Он встал и, изгибаясь конвульсивно от боли, прошелся несколько раз по берлоге, потом сел на кожух и начал дико стонать, устремив в черную ночь пылавшие гневом глаза.
— Не помню я ни отца, ни матери, — начал он снова, — убиты, конечно, были или заведены в плен, вернее, что убиты, а меня взял в годованцы дядько Ткач, что оселся было в Жовнах, вот недалеко отсюда, у речки Сулы. Дядьком-то родным он мне не был, а я только величал его дядьком, а то и батьком. Хороший был человек, добрая душа, пером над ним земля! Жалел меня, как сына родного, не то что, и на разум наставлял, добру учил, не пожалел даже денег дьяку за науку, и радовался от души, когда я "Апостола" пискливо выкрикивал в церкви, бублики, пряники дарил, ох!.. А, у него, у Ткача, еще дочечка своя была Орыся, меньше меня.
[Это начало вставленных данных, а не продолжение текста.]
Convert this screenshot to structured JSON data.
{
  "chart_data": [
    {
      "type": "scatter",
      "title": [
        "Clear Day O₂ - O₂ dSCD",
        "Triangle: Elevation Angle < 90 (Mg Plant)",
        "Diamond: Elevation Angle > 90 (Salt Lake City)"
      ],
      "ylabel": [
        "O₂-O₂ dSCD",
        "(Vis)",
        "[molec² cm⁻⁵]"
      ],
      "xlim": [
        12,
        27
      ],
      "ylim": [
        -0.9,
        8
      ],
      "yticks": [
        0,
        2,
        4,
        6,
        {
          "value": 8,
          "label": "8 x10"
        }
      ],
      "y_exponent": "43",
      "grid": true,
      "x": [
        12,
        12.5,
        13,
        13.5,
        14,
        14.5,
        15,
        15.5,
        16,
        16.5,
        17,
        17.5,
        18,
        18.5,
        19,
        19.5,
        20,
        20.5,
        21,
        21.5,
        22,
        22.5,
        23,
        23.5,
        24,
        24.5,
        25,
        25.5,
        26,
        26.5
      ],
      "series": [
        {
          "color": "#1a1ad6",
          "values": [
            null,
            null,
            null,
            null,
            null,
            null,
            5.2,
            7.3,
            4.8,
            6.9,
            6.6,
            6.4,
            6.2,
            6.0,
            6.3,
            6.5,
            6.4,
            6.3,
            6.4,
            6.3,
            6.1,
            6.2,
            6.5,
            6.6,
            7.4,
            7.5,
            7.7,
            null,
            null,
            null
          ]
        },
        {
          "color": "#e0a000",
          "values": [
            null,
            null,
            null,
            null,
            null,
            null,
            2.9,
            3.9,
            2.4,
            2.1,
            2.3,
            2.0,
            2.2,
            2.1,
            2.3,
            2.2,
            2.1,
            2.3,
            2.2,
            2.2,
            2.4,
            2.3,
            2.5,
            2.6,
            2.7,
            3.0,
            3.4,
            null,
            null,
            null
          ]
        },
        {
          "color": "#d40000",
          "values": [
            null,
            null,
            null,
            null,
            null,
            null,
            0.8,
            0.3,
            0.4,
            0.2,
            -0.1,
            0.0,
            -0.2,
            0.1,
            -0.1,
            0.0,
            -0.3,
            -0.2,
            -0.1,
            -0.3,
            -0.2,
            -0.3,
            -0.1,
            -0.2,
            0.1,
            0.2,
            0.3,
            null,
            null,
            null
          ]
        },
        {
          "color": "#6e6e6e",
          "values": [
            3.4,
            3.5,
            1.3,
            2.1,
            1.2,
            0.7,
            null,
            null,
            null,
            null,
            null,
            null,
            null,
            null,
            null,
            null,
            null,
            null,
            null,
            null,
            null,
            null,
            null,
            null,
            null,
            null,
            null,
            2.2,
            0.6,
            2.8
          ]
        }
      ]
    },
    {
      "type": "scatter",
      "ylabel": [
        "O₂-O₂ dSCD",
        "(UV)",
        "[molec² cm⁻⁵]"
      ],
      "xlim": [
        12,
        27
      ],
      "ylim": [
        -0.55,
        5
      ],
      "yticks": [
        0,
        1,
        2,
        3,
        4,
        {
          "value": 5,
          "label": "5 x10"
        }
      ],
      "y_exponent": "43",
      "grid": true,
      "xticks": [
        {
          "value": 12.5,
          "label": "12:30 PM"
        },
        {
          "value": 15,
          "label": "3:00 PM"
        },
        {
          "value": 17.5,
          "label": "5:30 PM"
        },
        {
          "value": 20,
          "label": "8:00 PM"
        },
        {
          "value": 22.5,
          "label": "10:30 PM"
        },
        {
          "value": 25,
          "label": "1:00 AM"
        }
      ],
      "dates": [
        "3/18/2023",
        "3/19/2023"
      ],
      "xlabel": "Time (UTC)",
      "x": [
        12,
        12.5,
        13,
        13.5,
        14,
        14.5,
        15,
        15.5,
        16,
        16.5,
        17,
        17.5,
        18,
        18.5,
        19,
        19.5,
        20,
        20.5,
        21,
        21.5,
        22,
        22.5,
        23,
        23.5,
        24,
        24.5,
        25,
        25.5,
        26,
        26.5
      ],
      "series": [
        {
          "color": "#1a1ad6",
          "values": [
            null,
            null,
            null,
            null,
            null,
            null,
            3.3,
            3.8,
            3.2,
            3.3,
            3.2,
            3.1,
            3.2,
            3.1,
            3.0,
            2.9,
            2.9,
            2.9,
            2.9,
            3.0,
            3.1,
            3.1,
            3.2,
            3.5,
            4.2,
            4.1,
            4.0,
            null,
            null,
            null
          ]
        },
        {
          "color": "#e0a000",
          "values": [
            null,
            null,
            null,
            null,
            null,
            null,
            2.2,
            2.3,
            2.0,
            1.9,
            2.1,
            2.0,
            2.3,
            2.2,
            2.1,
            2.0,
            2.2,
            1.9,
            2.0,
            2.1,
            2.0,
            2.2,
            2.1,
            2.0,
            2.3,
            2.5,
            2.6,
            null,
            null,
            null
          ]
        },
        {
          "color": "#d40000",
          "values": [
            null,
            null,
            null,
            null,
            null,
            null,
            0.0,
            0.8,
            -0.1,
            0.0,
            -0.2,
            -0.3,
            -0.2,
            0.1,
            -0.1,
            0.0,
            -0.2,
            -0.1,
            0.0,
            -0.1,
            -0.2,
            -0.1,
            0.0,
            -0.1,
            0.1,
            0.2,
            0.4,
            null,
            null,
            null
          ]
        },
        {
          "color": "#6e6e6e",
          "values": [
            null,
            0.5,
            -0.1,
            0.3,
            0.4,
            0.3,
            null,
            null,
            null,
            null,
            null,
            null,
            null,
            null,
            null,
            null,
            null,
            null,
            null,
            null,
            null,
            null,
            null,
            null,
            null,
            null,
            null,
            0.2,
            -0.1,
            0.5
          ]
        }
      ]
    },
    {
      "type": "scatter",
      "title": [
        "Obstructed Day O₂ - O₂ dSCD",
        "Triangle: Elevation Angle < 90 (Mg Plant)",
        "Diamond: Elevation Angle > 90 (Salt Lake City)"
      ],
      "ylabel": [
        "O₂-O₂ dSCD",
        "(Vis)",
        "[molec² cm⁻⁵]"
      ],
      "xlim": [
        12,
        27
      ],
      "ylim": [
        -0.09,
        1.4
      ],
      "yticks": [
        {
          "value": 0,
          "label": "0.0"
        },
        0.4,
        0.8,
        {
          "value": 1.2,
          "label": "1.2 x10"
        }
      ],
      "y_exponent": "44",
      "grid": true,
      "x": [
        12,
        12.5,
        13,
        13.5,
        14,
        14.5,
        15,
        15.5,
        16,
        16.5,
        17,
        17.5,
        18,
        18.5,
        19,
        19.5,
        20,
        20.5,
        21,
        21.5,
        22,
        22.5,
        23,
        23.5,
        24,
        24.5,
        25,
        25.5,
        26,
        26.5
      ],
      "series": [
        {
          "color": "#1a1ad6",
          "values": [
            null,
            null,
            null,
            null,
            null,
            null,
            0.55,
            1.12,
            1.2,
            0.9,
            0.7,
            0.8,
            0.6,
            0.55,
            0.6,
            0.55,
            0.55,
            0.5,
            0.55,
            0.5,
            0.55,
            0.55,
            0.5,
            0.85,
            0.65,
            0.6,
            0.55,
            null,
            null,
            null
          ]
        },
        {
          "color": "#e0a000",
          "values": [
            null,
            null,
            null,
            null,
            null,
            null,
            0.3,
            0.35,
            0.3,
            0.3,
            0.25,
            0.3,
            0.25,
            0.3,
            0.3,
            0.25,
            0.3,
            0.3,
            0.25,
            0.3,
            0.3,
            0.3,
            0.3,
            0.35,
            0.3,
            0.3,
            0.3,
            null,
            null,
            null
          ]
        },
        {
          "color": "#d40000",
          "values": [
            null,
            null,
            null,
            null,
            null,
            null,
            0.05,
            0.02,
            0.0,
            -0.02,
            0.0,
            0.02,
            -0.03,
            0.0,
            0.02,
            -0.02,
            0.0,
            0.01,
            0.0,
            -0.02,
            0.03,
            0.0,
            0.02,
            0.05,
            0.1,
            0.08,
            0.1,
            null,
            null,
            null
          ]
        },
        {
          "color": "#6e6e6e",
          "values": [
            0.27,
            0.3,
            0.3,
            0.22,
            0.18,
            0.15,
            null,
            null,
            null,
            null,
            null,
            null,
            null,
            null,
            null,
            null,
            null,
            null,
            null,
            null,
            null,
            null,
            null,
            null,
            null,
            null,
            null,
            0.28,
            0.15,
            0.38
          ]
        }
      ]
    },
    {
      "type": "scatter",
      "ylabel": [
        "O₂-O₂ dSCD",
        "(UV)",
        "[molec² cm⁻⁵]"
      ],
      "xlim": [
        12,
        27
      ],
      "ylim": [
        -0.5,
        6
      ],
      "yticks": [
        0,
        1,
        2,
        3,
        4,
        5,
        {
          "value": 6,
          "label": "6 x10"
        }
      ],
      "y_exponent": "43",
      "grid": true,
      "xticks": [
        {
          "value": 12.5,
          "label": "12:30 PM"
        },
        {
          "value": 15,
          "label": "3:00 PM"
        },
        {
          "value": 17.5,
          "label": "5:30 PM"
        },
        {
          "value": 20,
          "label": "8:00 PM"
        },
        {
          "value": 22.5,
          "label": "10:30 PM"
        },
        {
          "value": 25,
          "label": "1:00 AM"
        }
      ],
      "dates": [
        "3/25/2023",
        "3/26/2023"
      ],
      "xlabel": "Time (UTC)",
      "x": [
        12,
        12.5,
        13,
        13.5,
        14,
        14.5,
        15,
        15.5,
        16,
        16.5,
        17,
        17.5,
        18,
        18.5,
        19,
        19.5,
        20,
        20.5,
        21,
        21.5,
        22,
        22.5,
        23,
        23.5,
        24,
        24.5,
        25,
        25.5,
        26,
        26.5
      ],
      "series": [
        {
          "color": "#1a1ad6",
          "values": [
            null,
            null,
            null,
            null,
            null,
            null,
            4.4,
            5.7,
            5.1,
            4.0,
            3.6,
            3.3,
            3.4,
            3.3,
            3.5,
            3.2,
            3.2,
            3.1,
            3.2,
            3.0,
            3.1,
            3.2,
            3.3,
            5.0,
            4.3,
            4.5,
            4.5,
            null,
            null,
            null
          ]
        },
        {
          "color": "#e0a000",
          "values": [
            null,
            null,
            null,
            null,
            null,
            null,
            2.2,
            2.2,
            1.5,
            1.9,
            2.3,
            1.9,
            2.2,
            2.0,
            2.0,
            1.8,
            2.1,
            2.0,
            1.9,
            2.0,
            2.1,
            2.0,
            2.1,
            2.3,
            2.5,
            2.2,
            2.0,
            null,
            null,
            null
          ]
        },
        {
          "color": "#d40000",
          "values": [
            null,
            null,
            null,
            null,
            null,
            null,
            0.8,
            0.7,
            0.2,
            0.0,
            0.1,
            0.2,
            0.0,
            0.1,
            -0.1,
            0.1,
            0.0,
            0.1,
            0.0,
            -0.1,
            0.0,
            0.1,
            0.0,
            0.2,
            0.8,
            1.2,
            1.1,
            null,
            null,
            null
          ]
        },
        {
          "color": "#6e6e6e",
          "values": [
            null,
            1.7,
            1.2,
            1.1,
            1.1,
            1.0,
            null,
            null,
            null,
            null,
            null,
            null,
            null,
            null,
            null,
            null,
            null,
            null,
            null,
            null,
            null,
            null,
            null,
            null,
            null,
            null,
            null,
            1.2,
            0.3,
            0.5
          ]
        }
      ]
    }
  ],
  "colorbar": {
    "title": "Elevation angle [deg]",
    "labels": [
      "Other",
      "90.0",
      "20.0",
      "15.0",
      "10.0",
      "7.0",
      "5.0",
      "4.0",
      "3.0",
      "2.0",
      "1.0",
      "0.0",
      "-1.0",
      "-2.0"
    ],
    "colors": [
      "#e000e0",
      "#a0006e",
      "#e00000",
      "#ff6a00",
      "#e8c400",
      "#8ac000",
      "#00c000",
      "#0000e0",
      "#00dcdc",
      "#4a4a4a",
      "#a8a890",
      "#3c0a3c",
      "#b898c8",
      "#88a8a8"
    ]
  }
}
Славненькая такая, вот как ангелок о шести крылах: личико белое, нежное, волосики кучерявые, словно светлый лен, шелком-серебром отдают, бровенята черные, шнурочком, а глазки — как терен... Эх, что там и толковать! — отвернулся он от Богдана и долго молчал, потом вздохнул глубоко и заговорил изменившимся голосом: — Ну, и шло мое детство ясным, солнечным днем. Подружились мы с Орысей, а потом побратались, полюбились, а как уже до возраста дошли, так и покохались. Батько Ткач, царство ему небесное, радовался на нас и благословил, только требовал, чтобы сначала послужил я родной земле, добыл себе лыцарской славы, а потом бы уже и рассчитывал на семейную радость. Святое было слово батька, и я ему покорился. Уж как я любил мою зорьку, господи!